USW Local 6166’s negotiating committee is headed by Nychyporuk and includes from the mines department Dan Dnistransky and Scott Clements; from the maintenance department Warren Luky and Craig Costello; and from surface and miscellaneous Paul Bentley and Gord Medwid.

USW staff representative Roy Leslie from Flin Flon, who is the USW’s newest staff representative in Northern Manitoba, is assisting the union side.

Leslie has been a Steelworker activist since 1974. He worked as a millwright for 30 years with Canadian Liquid Air. He was elected president of Local 6308 for five terms, until they amalgamated with Local 16506, which was larger with 50 bargaining units, and where he was elected vice-president. He is also is a graduate of a three-year labour studies program at McMaster University in Hamilton, Ont.

He was hired onto the staff of USW District 6, based in Toronto for Ontario and Atlantic Canada in 2002. District 6 is the largest of the United Steelworkers’ 13 districts, as measured by membership numbers with more than 74,000 active members and about 50,000 retirees. It covers Ontario, New Brunswick, Newfoundland and Labrador, Nova Scotia and Prince Edward Island.

In 2004, Leslie transferred to USW District 3, based in Burnaby, B.C. There are over 40,000 Steelworkers in Western Canada, which includes the four western provinces and Northern territories that form District 3, which is geographically the largest district in the international union. In March 2007, Leslie transferred to the USW office in Flin Flon.

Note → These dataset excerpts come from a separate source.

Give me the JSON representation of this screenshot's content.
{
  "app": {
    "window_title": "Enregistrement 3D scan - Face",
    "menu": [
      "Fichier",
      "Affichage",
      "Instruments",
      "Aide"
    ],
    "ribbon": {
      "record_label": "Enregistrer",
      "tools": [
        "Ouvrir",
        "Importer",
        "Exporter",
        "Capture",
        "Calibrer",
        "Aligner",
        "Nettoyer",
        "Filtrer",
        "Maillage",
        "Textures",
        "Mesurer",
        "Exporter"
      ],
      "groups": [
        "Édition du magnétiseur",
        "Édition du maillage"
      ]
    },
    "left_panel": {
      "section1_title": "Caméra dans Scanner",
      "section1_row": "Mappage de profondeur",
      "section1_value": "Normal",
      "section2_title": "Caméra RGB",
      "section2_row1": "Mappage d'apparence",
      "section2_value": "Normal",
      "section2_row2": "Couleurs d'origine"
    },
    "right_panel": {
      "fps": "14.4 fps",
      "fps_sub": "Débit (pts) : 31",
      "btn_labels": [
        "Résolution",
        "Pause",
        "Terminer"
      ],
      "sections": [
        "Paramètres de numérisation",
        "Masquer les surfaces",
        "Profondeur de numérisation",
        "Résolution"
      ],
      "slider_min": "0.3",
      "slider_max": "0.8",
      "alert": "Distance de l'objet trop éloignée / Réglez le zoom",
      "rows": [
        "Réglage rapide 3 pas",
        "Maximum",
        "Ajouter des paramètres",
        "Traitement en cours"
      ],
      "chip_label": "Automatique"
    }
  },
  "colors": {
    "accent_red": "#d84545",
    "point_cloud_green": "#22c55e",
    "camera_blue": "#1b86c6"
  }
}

Vale’s Manitoba Operations management negotiating committee includes Warren Brass, manager of T1 Mine; Mark Scott, manager of the refinery, scheduled to close in 2015 after Vale’s Long Harbour refinery in Newfoundland opens in 2013 and feed from Voisey’s Bay is sent there rather than Thompson; Richard Ukrainetz, manager of maintenance; Marie Josee Castonguay, manager of human resources; and Greg Haley, manager of labour relations for Vale Base Metals, who is the lead negotiator in the Thompson talks for the company.

The management team is being assisted in their preparations and supported during negotiations by David Barnes, director of employee and industrial relations for Vale Base Metals; Milt Christiansen, a labour lawyer with the law firm Akins, MacAulay and Thorvaldsen LLP in Winnipeg; and Darin Kulbaski, business analyst for Manitoba smelting and refining in Thompson.

Thompson has the capacity to produce around 60,000 tonnes a year of refined nickel, according to Reuters Metal Production Database.